Cyber Bytes Foundation
In May 2021, the Cyber Bytes Foundation (CBF) was awarded $1M for the Public Safety Innovation Accelerator Program: Augmented Reality (AR) cooperative agreement.
First responders routinely operate in harsh environmental conditions while being subjected to elevated levels of stress. They handle complex equipment that can be difficult to carry, are required to act quickly, and have tremendous responsibility for the lives and well-being of their colleagues and of those whom they serve. For a first responder to feel comfortable using new equipment, whether in the field or during training, that equipment must be durable, feel natural in use, and add value to the mission.
With recent advances in AR, CBF’s project intends to explore how to authenticate first responders to augmented reality devices in such a way that feels natural, does not produce false positives or false negatives, and happens in the background without requiring much user action.
CBF maintains a consortium of over 3,000 individuals, companies both large and small, academic institutions, other nonprofits, and even government representatives. This consortium is composed of people and organizations that work together to solve cybersecurity challenges. The team primarily includes:
The objective of CBF’s project is two-fold. First, they will identify authentication methods for representative AR devices that first responders may use in the execution of their duties.
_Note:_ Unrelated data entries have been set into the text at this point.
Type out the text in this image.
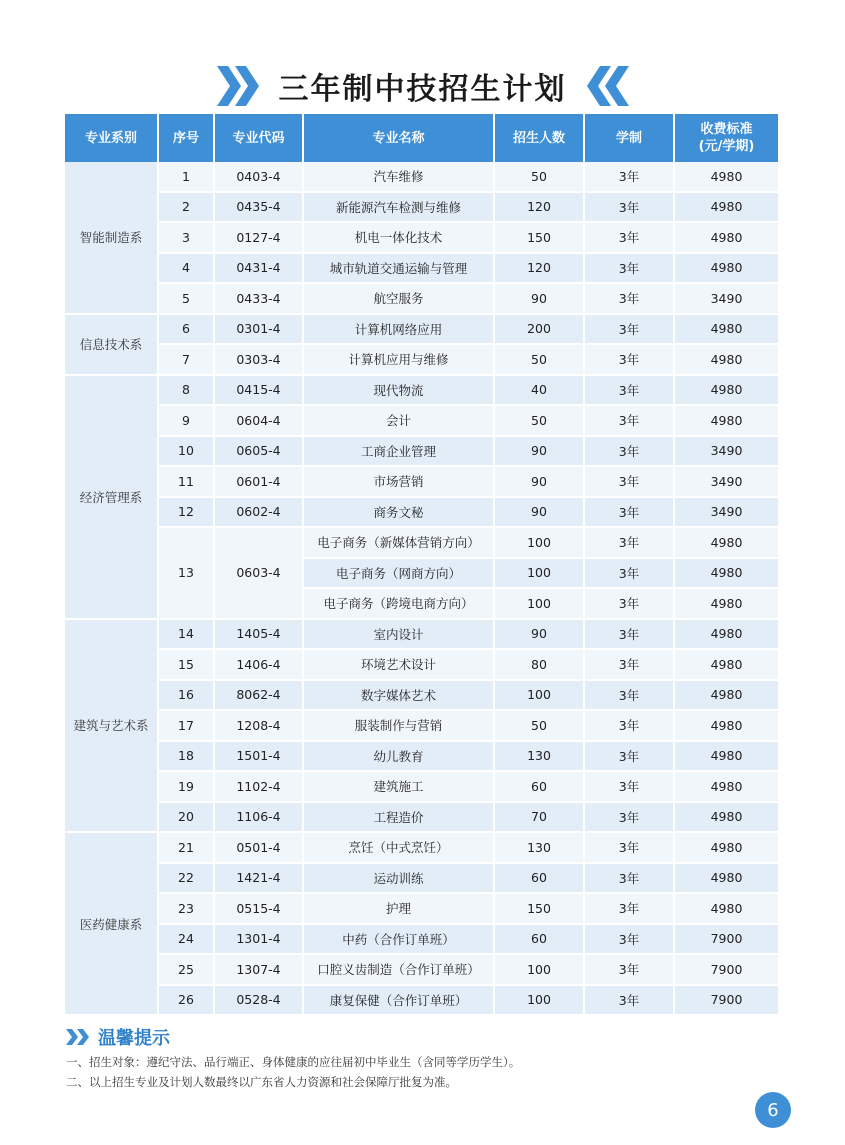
三年制中技招生计划
专业系别	序号	专业代码	专业名称	招生人数	学制	收费标准
(元/学期)
智能制造系	1	0403-4	汽车维修	50	3年	4980
	2	0435-4	新能源汽车检测与维修	120	3年	4980
	3	0127-4	机电一体化技术	150	3年	4980
	4	0431-4	城市轨道交通运输与管理	120	3年	4980
	5	0433-4	航空服务	90	3年	3490
信息技术系	6	0301-4	计算机网络应用	200	3年	4980
	7	0303-4	计算机应用与维修	50	3年	4980
经济管理系	8	0415-4	现代物流	40	3年	4980
	9	0604-4	会计	50	3年	4980
	10	0605-4	工商企业管理	90	3年	3490
	11	0601-4	市场营销	90	3年	3490
	12	0602-4	商务文秘	90	3年	3490
	13	0603-4	电子商务（新媒体营销方向）	100	3年	4980
			电子商务（网商方向）	100	3年	4980
			电子商务（跨境电商方向）	100	3年	4980
建筑与艺术系	14	1405-4	室内设计	90	3年	4980
	15	1406-4	环境艺术设计	80	3年	4980
	16	8062-4	数字媒体艺术	100	3年	4980
	17	1208-4	服装制作与营销	50	3年	4980
	18	1501-4	幼儿教育	130	3年	4980
	19	1102-4	建筑施工	60	3年	4980
	20	1106-4	工程造价	70	3年	4980
医药健康系	21	0501-4	烹饪（中式烹饪）	130	3年	4980
	22	1421-4	运动训练	60	3年	4980
	23	0515-4	护理	150	3年	4980
	24	1301-4	中药（合作订单班）	60	3年	7900
	25	1307-4	口腔义齿制造（合作订单班）	100	3年	7900
	26	0528-4	康复保健（合作订单班）	100	3年	7900
温馨提示
一、招生对象：遵纪守法、品行端正、身体健康的应往届初中毕业生（含同等学历学生）。
二、以上招生专业及计划人数最终以广东省人力资源和社会保障厅批复为准。
6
Second, they will identify and provide, through a publication, best practices, and controls to mitigate any identified security and privacy vulnerabilities we identify with the authentication methods.
This project explores several alternative AR headsets in combination with several biometric, inferred biometric, and behavioral authentication methods as applicable to the needs of first responders. During this project, CBF will select several promising authentication technologies, create prototype software applications to authenticate the user, and test all combinations on a group of first responders.
A comparative analysis of these user authentication methods will help improve user authentication ergonomics for future products aimed at both training and in-the-field AR use by first responders. This can help develop new and improved ways to use hands free authentication methods to comply with a myriad of restrictions placed on public safety organizations by the state and federal government. The methods designed and tested in this project can be valuable for more than just AR, freeing users from removing their attention from the immediate task at hand, to one that is often more important to the safety and security of PSOs and the people they serve.